Karen Frantz
GHG Monitor
2/21/2014
Utilities should consider partnering with oil companies in carbon dioxide-driven enhanced oil recovery projects in order to make better financial returns, a Department of Energy official suggested at the National Association of Regulatory Utility Commissioners winter meeting in Washington last week. Thomas Sarkus, Division Director at the National Energy Technology Laboratory’s Office of Major Demonstrations, said at a panel on clean coal that NRG Energy, the company heading the Petra Nova post-combustion carbon capture and storage project, also known as W.A. Parish, has entered into a joint venture with oil company Hilcorp Energy in which it shares ownership of the West Ranch Oil Field, where CO2 captured from Petra Nova will be used for EOR.
Sarkus said that the joint ownership allows NRG Energy to share in the oil revenues and bring capital back to its venture, which is a strategy utilities might also employ as they consider whether to take on CCS projects. “You don’t want to capture CO2 at a cost of $80 to $100 a ton, turn around and have to sell it into an EOR market to an oil company for $20 or $30 a ton and then watch that oil company put that into an old oil field and recover 3 barrels of oil that they’re then going to sell for over $300 dollars,” Sarkus said. “You have to get beyond that economics. And what [NRG Energy has] done is they’ve joint ventured with an oil company Hillcorp to conduct the CO2-EOR. NRG brings capital to this venture for building out the CO2 oil field infrastructure; Hilcorp brings the oilfield operations expertise. … NRG and Petra Nova are going to share in the oil revenues. They’re not saddled by having to just sell the CO2 to someone else for $20 a ton. They’re tapping into that oil revenue. Now when I go around and talk to audiences all the time they say, that’s what we need to figure out how to do. I talk predominantly to utility audiences who look at me and say that we’re … utilities and we can’t do that. And I understand that maybe I’m talking to the wrong people, but we need to change the paradigm. And I understand that this may take legislation in some instances to allow them to do things like that.”

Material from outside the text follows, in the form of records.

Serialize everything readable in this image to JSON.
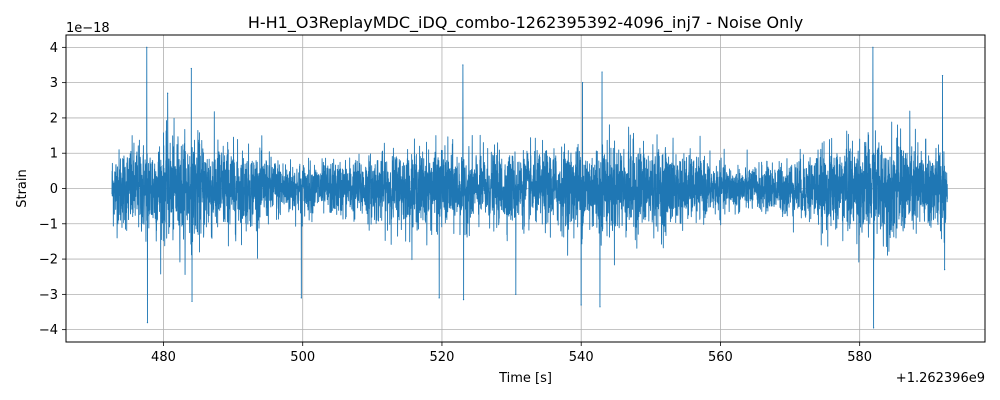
{
  "chart_data": {
    "type": "line",
    "title": "H-H1_O3ReplayMDC_iDQ_combo-1262395392-4096_inj7 - Noise Only",
    "xlabel": "Time [s]",
    "ylabel": "Strain",
    "x_offset_text": "+1.262396e9",
    "y_offset_text": "1e−18",
    "xlim": [
      466.0,
      598.0
    ],
    "ylim": [
      -4.35,
      4.35
    ],
    "x_ticks": [
      480,
      500,
      520,
      540,
      560,
      580
    ],
    "x_tick_labels": [
      "480",
      "500",
      "520",
      "540",
      "560",
      "580"
    ],
    "y_ticks": [
      -4,
      -3,
      -2,
      -1,
      0,
      1,
      2,
      3,
      4
    ],
    "y_tick_labels": [
      "−4",
      "−3",
      "−2",
      "−1",
      "0",
      "1",
      "2",
      "3",
      "4"
    ],
    "grid": true,
    "line_color": "#1f77b4",
    "series": [
      {
        "x_range": [
          472.6,
          592.6
        ],
        "typical_amplitude": 0.6,
        "peaks": [
          {
            "x": 477.6,
            "y": 4.0
          },
          {
            "x": 477.7,
            "y": -3.8
          },
          {
            "x": 484.0,
            "y": 3.4
          },
          {
            "x": 484.1,
            "y": -3.2
          },
          {
            "x": 480.6,
            "y": 2.7
          },
          {
            "x": 499.8,
            "y": -3.1
          },
          {
            "x": 523.0,
            "y": 3.5
          },
          {
            "x": 523.1,
            "y": -3.15
          },
          {
            "x": 519.6,
            "y": -3.1
          },
          {
            "x": 530.6,
            "y": -3.0
          },
          {
            "x": 540.0,
            "y": -3.3
          },
          {
            "x": 540.2,
            "y": 3.0
          },
          {
            "x": 542.7,
            "y": -3.35
          },
          {
            "x": 543.0,
            "y": 3.3
          },
          {
            "x": 581.9,
            "y": 4.0
          },
          {
            "x": 582.0,
            "y": -3.95
          },
          {
            "x": 591.9,
            "y": 3.2
          },
          {
            "x": 592.2,
            "y": -2.3
          }
        ]
      }
    ]
  }
}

The DOE green-lighted $167 million in stimulus cost-share funding for the Petra Nova CCS retrofit in Texas last year. Petra Nova is the only post-combustion CCS project in the DOE’s major demonstration portfolio, and it will use an amine-based system on a 250 MWe flue gas slipstream from a 650 MW coal-fired unit at the pre-existing W.A. Parish Generating Station southwest of Houston. The CCS system will capture 90 percent of the CO2, amounting to 1.5 million tonnes per year, and it is expected to be operational in 2016.
DOE Loan Authorities
At the panel, another DOE official, Jonathan Pershing, Principal Deputy Director of the Office of Energy Policy and Systems Analysis, touted a recently announced $8 billion in loan guarantee authority to support other fossil fuel energy projects that reduce greenhouse gas emissions as part of the Administration’s “all-of-the-above” energy strategy. “We need a successful model for the fossil fuel sector,” he said. “I don’t personally think there is any solution to the climate change problem globally if we can’t find a successful model for the fossil fuel sector.” He said the DOE’s solicitation, for which initial submissions are due on Feb. 28, is “very broad, very inclusive.” “You can do CCS, but you can also do efficiencies,” he said. “You can do combined exercises where gas plays in with renewables to be a backstop structure for a combined program. That qualifies.” He said projects must be in the United States, must deal with greenhouse gases and must be innovative. “We are not looking to pay for things that are already underway, we’re looking to drive the system and the technology forward,” he said. “Outside of that, it is open. People can do whatever they think works.”
Other Issues Remain
But it was clear at the panel that there are some components of carbon capture and storage that are reliant on market drivers—not government funding—for advancement. One attendee asked the panel about whether anything has been done on the government’s part to drive down the cost of pipelines for transporting captured CO2 from power plants, noting that the price at a million dollars a mile is not manageable. Jarad Daniels, Director of Planning and Environmental Analysis at Fossil Energy, said that the DOE has done “zero” to enhance pipelines forward because they are considered a mature technology. “It all gets down to the economics of, do you have enough sources there where you can get the economies of scale of building a slightly larger pipeline with multiple inputs going in and multiple outlets coming out?” he said. “The cost on pipelines is pretty much a function of the cost of steel and labor.” Sarkus added, “Studies are suggesting that for a single plant to a single storage site the limit can be somewhere around 250 miles. … If you wanted to build a pipeline from the Midwest, where you have a lot of coal plants, down to the Gulf Coast, you would need maybe five plants.”